Finally, the food industry is coming around to the science of women's nutrition
Keith Wright is an instructor of accounting and information systems at the Villanova School of Business. He has advised for the Eat like a Woman company, but did not receive compensation.
For decades, the Food and Drug Administration and the food industry in general has largely neglected women and women’s health needs, focusing instead on conducting research on healthy young males. In fact, in 1977 the FDA actually banned females from participating in all clinical trials, including medical and nutritional trials. This has led to a dearth of issues with drug and nutrition science, sometimes with devastating consequences. While modern science has taken steps to make up for lost time, some in the business community are taking matters into their own hands.
A young California start up called Eat Like a Woman is taking the latest research into women’s health and applying it to the world of nutrition with a line of shakes, nutrition bars and other snack products that are plant-based, gluten-free, dairy-free, soy-free and made using organic, real food ingredients and carefully calibrated food ratios that provide lasting energy for women-on-the-go. It all started with the book of the same name, which founder and CEO Staness Jonekos, wrote with Marjorie Jenkins, a leading expert in sex differences in health and personalized medicine, after learning about the FDA ban. Jonekos was absolutely shocked that women had not received equality in research.
"Until recently, it was thought that the only difference between women and men was merely reproductive," Wendy Klein, a member of the Eat Like a Woman scientific advisory team, said. "Today, we now know that the combination of genetic, hormonal, and physiological differences affects not only our susceptibility to disease, but also how our bodies respond to diet."
The year is 2018 and women are finally saying ‘#MeToo’ and ‘#TimesUp’ to discrimination. Now it’s time to respect gender differences and account for the unique health and nutritional needs of women. Many experts agree that women may in fact be able to slash their risk of major chronic diseases like heart disease, stroke, cancer, diabetes, dementia and obesity just by what they eat.
There are other examples of bars and shakes that partially focus on the nutritional needs of women, such as The Primal Pantry and some Luna Bars. But Eat Like A Woman has the most extensive product line and best advisory team of experts on the market. Medical advisory team members include high profile experts from the Office of Women’s Health and the FDA as well as many other world class doctors focusing exclusively on women’s health and female research inclusion.
Refreshingly, this wave of new women-focused nutrition start-ups aren't focused just on weight loss but rather a holistic approach to women’s overall health.
Sixteen long years after banning women, the National Institutes of Health Revitalization Act finally mandated the inclusion of women in clinical trials in 1993. It wasn’t until 1994 that the FDA formed the Office of Women’s Health. By 2001, things were slightly better, but still two thirds of trials excluded women.
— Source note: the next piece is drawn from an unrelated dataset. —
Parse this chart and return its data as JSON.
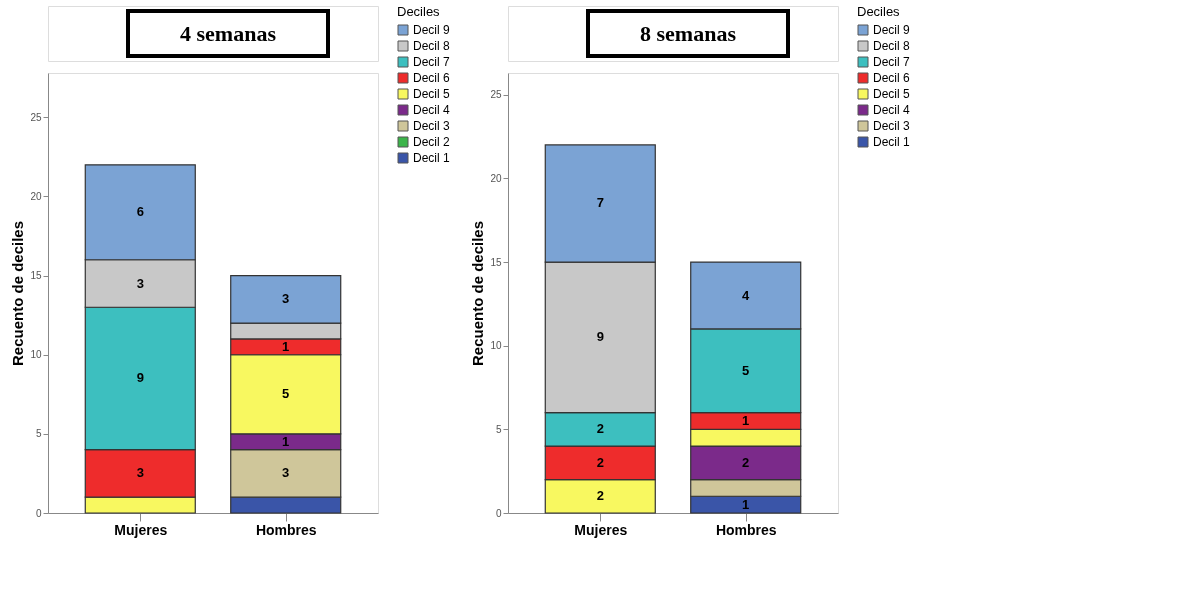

Because of the 1977 FDA ban, and the exclusive study of young men, the national dietary standards were also based on the studies of young, healthy males. Most current diet books present programs for men and women, based on the research results that used men only.
Through Eat Like A Woman, Jonekos is rapidly making up for lost time. But she wasn't always in the nutrition business. Prior to launching ELAW, Jonekos was an award-winning television writer, producer and director, as well as an author and writer on women’s health issues. She was one of the original executive producers who launched the television network Oxygen Media, co-founded by Oprah Winfrey. During a meeting, Oprah turned to Jonekos and asked what she was doing to make a positive difference in the lives of women with the research she had uncovered. Oprah’s personal encouragement inspired Jonekos to take her passion for women’s health out into the world, building a bridge between the latest science and women everywhere.
The FDA’s Office of Women’s Health is now working hard to bring awareness and enforce mandates to ensure females are included in appropriate research. The Society of Women’s Health Research is also on the same mission.
At long last someone is taking the latest research and applying it to the world of women’s nutrition — the first step to great health. If medical experts are correct, we can significantly reduce every major chronic disease — heart disease, stroke, cancer, diabetes, dementia and obesity — simply through what we eat. Women will be able to achieve optimal health, and the entire society will benefit, from lower health care costs to the expansion of the incredible value that women add to society. The future looks bright and the inclusion of females in clinical research will benefit both sexes for years to come.